Week 7: The School of Hard Knocks

Sometimes you just have to learn things the hard way.

On Monday at 2:37pm I started to run my spiffy Make-a-Network code on the big table of all the datasets currently stored in the DataONE archives. In general, this code takes as input a table of unique dataset-person pairs, where the “person” could be anybody – a creator, a contributor, or a user who downloads a dataset. The Big Table of all the DataONE datasets contains 1,295,315 rows of unique dataset-person combinations. …and already in the ether I hear the gnashing of teeth, as those familiar with R and big data worry tremendously about how this will turn out. I was young. I was naive.

My spiffy Make-a-Network code turns a table of unique dataset-person pairs into an edge list by identifying all the unique persons in the table, then connecting pairwise all the datasets associated with that unique person. This means that for any given person, if n datasets are associated with that person, then my code creates n choose 2 dataset pairs, also known as edges.

n choose k is the number of unordered k-tuples that can be made without replacement from a given set of n objects. 52 choose 5 is the total number of 5-card poker hands that can be made from a standard deck of cards. If k = 2, then n choose k is the number of pairs that can be made from a set of n objects. And for those of you not into combinatorics, the “choose” function in math makes numbers grow really fast. I’ll spare you the mathematical details (you can find them in the Wikipedia entry), but here are some examples:

  • 5 choose 2 is 10
  • 10 choose 2 is 45
  • 36 choose 2 is 630 (36 is the mean number of datasets associated with a single person in the Big Table.)
  • 50 choose 2 is 1225
  • 100 choose 2 is 4950
  • 39,268 choose 2 is 770,968,278 (39,268 is the max number of datasets associated with a single person in the Big Table.)

The point? An edge list from a table with 1.2 million rows is going to be much, much larger than the 1.2 million rows from the original table. How much larger depends on the exact distribution of the number of datasets associated with each person. We can calculate exactly how large the final edge list for the Big Table is going to be using a frequency table and the choose function in R. We create a frequency table that counts how many times a person appears; this is the number of datasets associated with that person. We then run down that vector of frequencies with the choose function, sum them all up, and that’s the size of the final edge list.

So I calculated the size of the final edge list for the Big Table. The answer: 4,079,564,237 That is, the number of edges in our final network will be four billion, seventy-nine million, five hundred thousand and change. …and now I hear maniacal laughter in the ether because those of you familiar with R and big data know how this is going to turn out.

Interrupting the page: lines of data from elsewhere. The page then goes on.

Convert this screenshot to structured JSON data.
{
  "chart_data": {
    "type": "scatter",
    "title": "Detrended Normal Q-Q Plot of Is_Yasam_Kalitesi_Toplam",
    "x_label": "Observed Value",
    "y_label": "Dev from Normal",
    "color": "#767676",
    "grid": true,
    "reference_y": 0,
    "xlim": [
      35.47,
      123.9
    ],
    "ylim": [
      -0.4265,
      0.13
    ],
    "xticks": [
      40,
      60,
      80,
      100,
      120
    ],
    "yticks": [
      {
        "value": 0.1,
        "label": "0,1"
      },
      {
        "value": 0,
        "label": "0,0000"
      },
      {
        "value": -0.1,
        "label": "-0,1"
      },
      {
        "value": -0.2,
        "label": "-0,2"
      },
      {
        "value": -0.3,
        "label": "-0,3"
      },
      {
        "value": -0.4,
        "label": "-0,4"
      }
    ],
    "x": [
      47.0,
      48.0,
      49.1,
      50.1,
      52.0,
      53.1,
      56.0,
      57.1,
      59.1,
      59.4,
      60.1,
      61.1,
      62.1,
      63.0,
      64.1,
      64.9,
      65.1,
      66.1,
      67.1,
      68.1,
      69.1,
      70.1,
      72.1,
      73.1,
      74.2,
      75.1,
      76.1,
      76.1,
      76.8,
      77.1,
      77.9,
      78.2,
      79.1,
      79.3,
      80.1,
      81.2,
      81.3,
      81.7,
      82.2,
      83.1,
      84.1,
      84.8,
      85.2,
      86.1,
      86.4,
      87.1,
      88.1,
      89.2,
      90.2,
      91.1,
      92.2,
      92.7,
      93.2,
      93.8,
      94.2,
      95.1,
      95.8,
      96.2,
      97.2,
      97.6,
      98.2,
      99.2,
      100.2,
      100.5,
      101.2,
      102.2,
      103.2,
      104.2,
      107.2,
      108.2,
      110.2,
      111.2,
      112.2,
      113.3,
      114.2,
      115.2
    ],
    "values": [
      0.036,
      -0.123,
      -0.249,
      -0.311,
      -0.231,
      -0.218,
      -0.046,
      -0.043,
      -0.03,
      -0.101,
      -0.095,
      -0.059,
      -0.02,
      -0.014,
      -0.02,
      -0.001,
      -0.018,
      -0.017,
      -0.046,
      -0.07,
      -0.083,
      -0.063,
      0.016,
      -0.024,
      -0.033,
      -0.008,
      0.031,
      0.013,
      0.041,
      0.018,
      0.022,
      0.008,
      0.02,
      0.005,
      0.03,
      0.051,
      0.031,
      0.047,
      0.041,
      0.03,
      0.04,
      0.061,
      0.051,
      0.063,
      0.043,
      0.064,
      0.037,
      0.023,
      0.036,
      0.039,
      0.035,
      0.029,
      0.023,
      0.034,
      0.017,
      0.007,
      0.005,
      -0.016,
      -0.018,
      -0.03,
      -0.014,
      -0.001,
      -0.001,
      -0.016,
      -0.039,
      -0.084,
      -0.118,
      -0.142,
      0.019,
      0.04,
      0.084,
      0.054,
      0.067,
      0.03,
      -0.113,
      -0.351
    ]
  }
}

I didn’t know this, but apparently it’s common wisdom that R can only handle dataframes with about a million rows, max. So my original table of 1.2 million rows was already pushing poor little R’s capacity to handle information. Making an edge list three orders of magnitude larger? Not so much.

On Tuesday, 24 hours after I started the process remotely on one of DataONE’s big number-crunching machines, I thought that the code was just taking a long time to run. Wednesday – same thing. On Thursday the internet at my house went out and stayed out until Friday late morning. I was terrified that the internet hiccup had halted the process, and when I got back in on Friday afternoon my fears seemed to be confirmed – the process was no longer running and no gigantic edge-list object was happily swimming in my R environment. Bryce explained the situation to me gently and with compassion. The internet wasn’t the problem. I had simply broken R’s little brain.

So now I’m learning all about how to work with big data in R. This is a whole new set of skills, involving such arcane concepts as resilient distributed datasets, parallelized collections, and shuffle operations. Fortunately for me, there’s a package for that: sparklyr. It interfaces with dplyr. And so it seems that I’m finally going to have to break down and start using the pipe operator. Five years of programming in R, stubbornly resisting the siren song of the %>%. But now, big data, and I’m going to have to put away my childish attachment to base R functions and enter into developer adulthood.

Dear Hadley, fellow dissatisfied scion of the ISU Statistics Department, I hope you’re happy. Because as much as I cringe at your grandiliquence, I love my networks more.